Ricardo “Ric” Daza, PhD, is a cybersecurity mentor with the Tampa Bay Wave Accelerator, a committee member with West Florida ISACA, and a recipient of two NSA fellowships. He is also an adjunct cybersecurity professor and frequent speaker at regional and international conferences with a doctorate in Information Assurance and holds double CCIE² (R&S, Security), CISSP, CRISC, CISA, ISO 27001 Lead Auditor, PMP, and RHCE certifications. Dr. Daza builds networks and develops cybersecurity solutions for foreign and domestic government agencies, as well as Fortune 500 companies in the financial, technology, defense, healthcare, and manufacturing sectors. He contributes to the cyber defense of organizations across the Americas. He specializes in an evidence-based approach to tackling process and technology challenges, including networking, risk management, security analysis, incident response, risk communication, vulnerability management, metrics and maturity programs, data science, programming, and more. In addition to being a seasoned executive cybersecurity consultant, Dr. Daza was an exam content developer, crafting the tests like CISSP for ISC2, the largest cybersecurity certification body in the world.

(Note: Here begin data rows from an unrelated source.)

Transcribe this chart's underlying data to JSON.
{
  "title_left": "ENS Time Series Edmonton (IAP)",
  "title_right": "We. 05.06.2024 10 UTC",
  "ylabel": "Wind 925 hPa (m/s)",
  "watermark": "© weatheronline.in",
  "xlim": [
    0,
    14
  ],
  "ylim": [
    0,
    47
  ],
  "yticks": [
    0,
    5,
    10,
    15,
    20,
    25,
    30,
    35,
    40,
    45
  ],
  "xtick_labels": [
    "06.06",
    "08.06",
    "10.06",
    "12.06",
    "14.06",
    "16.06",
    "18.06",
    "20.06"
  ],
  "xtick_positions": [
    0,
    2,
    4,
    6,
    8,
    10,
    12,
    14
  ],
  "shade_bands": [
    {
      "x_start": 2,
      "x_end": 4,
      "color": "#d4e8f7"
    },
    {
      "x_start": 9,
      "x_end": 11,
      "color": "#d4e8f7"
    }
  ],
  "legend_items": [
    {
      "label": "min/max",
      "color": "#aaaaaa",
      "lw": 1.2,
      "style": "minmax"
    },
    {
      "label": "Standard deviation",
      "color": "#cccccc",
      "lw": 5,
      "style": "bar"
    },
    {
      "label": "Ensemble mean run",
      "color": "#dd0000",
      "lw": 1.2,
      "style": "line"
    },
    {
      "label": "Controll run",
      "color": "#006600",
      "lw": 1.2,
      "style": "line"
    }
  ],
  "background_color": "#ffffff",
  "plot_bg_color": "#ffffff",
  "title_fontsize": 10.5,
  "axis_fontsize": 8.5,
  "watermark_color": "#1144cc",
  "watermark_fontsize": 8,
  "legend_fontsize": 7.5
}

Hinne Hettema, a PhD in theoretical chemistry and philosophy of science, focuses especially on the implementation of security practices and mentoring others to become proficient security professionals. Working in IT since the early 1990s and focusing on security since the early 2000s, he has held a variety of roles working as a consultant, as part of a team, or as a leader of a security team. With over two decades of experience in the security field, Hinne has also served as an adjunct senior research fellow in cybersecurity at the University of Queensland, Australia. He has experience in developing, implementing and running security operations, incident response and security service definition and execution. He focuses current engagements primarily on how organizations can optimize current practices, develop improvements, and make sensible decisions about their future direction. To that end, he uses his skills in architecture, security posture management, data science, threat intelligence, risk assessment and situational awareness to ensure an optimal spend of the security dollar. He also has extensive experience in incident handling and response, including OT and ICS environments. He is a confident public speaker and can present to various audiences, from the general public to boards to cybersecurity experts to people needing training in specific aspects of cybersecurity. Hinne has authored several books including Agile Security Operation by Packt.